Montreal’s Bonaventure Autoroute—a major traffic corridor with 20 million drivers on it a year—is set to become an urban boulevard along the St. Lawrence River that'll include space for pedestrian walkways, bike paths, and places to sit and enjoy the view – but would maintain its existing lanes.
Also:
- La Banquise, Montreal's Plateau poutine destination that's rarely without a queue, is sold to Chez Ashton owners Emily Adam and Jean-Christophe Lirette.
- Kwetiio, a member of the Mohawk Mothers, speaks about about the court ruling that has reinstated the archeologist panel helping to search for possible unmarked graves at the former Royal Victoria Hospital in Montreal.
- The worst of the pandemic may be over but its negative impact on businesses lingers: A coalition of business owners and associations came together to ask for an extension on loan repayments.
- There are nearly six million rats in Montreal and they are increasingly present in public places, says the official opposition at City Hall.
- This piece explores the impact of material characteristics and locations in film, highlighting Montreal's versatility and unique locations, and notes how location managers and scouts play a crucial but often unacknowledged role.
- The number of cases of trespassing into Montreal's metro tunnels reached an 18-year high likely closely linked to vulnerable populations who are experiencing homelessness and addiction.
- The National Assembly on Wednesday adopted a motion to defend Christmas after the Canadian Human Rights Commission cited celebration of the holiday as proof of Canada’s “colonialist” religious intolerance.
- The Chamber of Commerce of Metropolitan Montreal found that 22% of construction cones in the city center have been abandoned or are “useless”.
DECEMBER
Public sector workers have been striking for weeks now to pressure the Quebec government into negotiating new collective agreements.
The major union federations, the Fédération autonome de l'enseignement (FAE), Fédération interprofessionnelle de la santé du Québec (FIQ), and the common front, a coalition of unions representing more than 420,000 public sector workers in health-care and education, among other areas, are still on strike.
The future of a historic theatre in Montreal's Latin Quarter, which has stood for over 110 years, is in jeopardy due to a lack of federal funding for major renovations.
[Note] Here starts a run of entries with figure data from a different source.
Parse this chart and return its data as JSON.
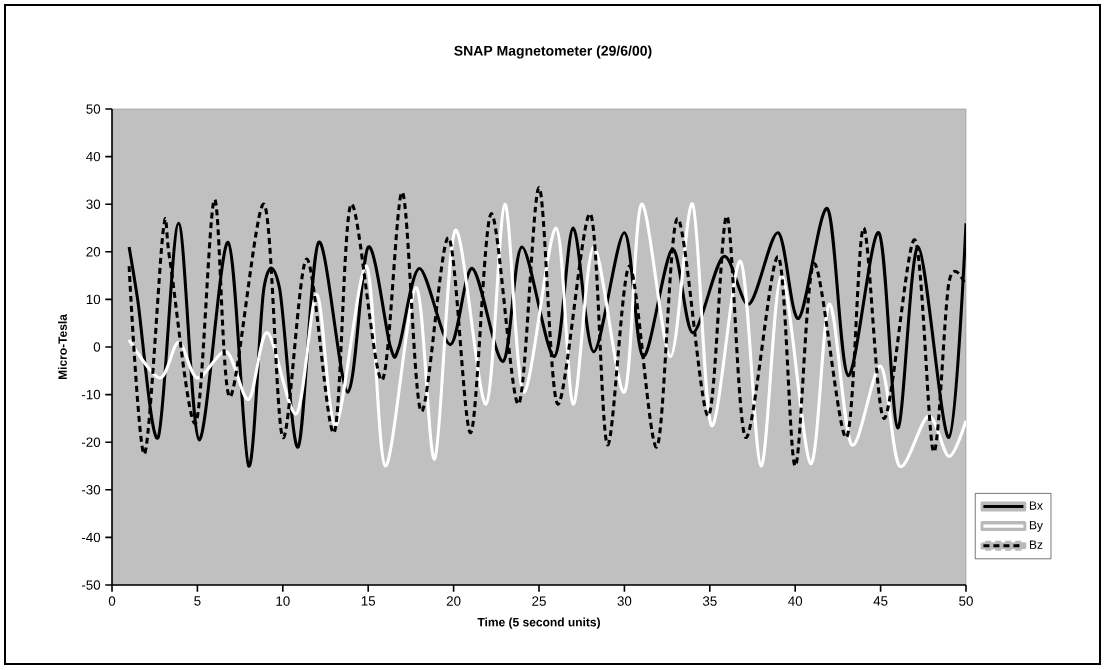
{
  "chart_data": {
    "type": "line",
    "title": "SNAP Magnetometer (29/6/00)",
    "xlabel": "Time (5 second units)",
    "ylabel": "Micro-Tesla",
    "xlim": [
      0,
      50
    ],
    "xticks": [
      0,
      5,
      10,
      15,
      20,
      25,
      30,
      35,
      40,
      45,
      50
    ],
    "ylim": [
      -50,
      50
    ],
    "yticks": [
      -50,
      -40,
      -30,
      -20,
      -10,
      0,
      10,
      20,
      30,
      40,
      50
    ],
    "grid": false,
    "legend": "right",
    "series": [
      {
        "name": "Bx",
        "color": "#000000",
        "line_style": "solid",
        "x": [
          1,
          1.5,
          2.7,
          3.9,
          5.1,
          6.8,
          8.0,
          8.9,
          9.8,
          10.9,
          12.1,
          13.8,
          15.0,
          16.3,
          16.8,
          18.0,
          19.8,
          21.1,
          22.9,
          24.0,
          25.9,
          27.0,
          28.2,
          30.0,
          31.1,
          32.8,
          34.0,
          35.8,
          37.3,
          39.0,
          40.2,
          41.9,
          43.1,
          44.9,
          46.0,
          47.2,
          49.0,
          50.0
        ],
        "values": [
          21,
          10,
          -19,
          26,
          -19.5,
          22,
          -25,
          12.5,
          12.5,
          -21,
          22,
          -9.5,
          21,
          0,
          0,
          16.5,
          0.5,
          16.5,
          -3,
          21,
          -2,
          25,
          -1,
          24,
          -2,
          20.5,
          3,
          19,
          9,
          24,
          6,
          29,
          -6,
          24,
          -17,
          21,
          -19,
          26
        ]
      },
      {
        "name": "By",
        "color": "#ffffff",
        "line_style": "solid",
        "x": [
          1,
          2.8,
          3.9,
          5.0,
          6.7,
          8.0,
          9.1,
          10.8,
          12.0,
          13.1,
          14.9,
          16.0,
          17.8,
          18.9,
          20.1,
          21.9,
          23.0,
          24.1,
          26.0,
          27.0,
          28.2,
          30.0,
          31.0,
          32.7,
          34.0,
          35.1,
          36.8,
          38.0,
          39.2,
          40.9,
          42.0,
          43.3,
          45.0,
          46.1,
          47.8,
          49.0,
          50
        ],
        "values": [
          1.5,
          -6.5,
          1,
          -6.5,
          -1,
          -11,
          3,
          -14,
          11,
          -16.5,
          17,
          -25,
          12.5,
          -23.5,
          24.5,
          -12,
          30,
          -9.5,
          25,
          -12,
          21,
          -9.5,
          30,
          -2,
          30,
          -16.5,
          18,
          -25,
          15,
          -24.5,
          9,
          -20.5,
          -4,
          -25,
          -14.5,
          -23,
          -15.5
        ]
      },
      {
        "name": "Bz",
        "color": "#000000",
        "line_style": "dashed",
        "x": [
          1,
          1.9,
          3.0,
          3.4,
          4.9,
          6.0,
          6.9,
          8.9,
          10.0,
          11.4,
          13.0,
          14.0,
          15.8,
          17.0,
          18.1,
          19.7,
          21.0,
          22.2,
          23.8,
          25.0,
          26.1,
          28.0,
          29.0,
          30.3,
          31.9,
          33.1,
          34.9,
          36.0,
          37.1,
          39.0,
          40.0,
          41.1,
          43.0,
          44.0,
          45.2,
          47.0,
          48.1,
          49.0,
          49.9
        ],
        "values": [
          17,
          -22.5,
          24.5,
          18,
          -16,
          31,
          -10.5,
          30,
          -19,
          18.5,
          -18,
          30,
          -7,
          32.5,
          -13.5,
          23,
          -18,
          28,
          -12,
          33.5,
          -12,
          28,
          -20.5,
          17,
          -21,
          27,
          -14.5,
          27.5,
          -19,
          19,
          -25,
          17.5,
          -19,
          25,
          -15,
          22.5,
          -22,
          13.5,
          13.5
        ]
      }
    ]
  }
}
Built in 1913, it says it has been trying to do renovation and restoration work to solidify its long-term survival.
Also:
- Montreal tables its first policy on nightlife, where it would have its first zone open 24 hours a day in 2024. The Latin Quarter is being considered for the pilot project.
- Hundreds of Montreal families could one day live on the site of the former National Film Board headquarters.
- The Montreal Casino will soon have an on-site luxury hotel. Set to open in three years, it will have 200 rooms and comes with a $150-million price tag, fitting in with the city's plan to revitalize Parc Jean-Drapeau, but some say it'll disrupt the island's tranquility.
- Construction on the new Montreal Holocaust Museum has begun. Work is expected to continue until the end of 2025, with the official inauguration planned for early 2026.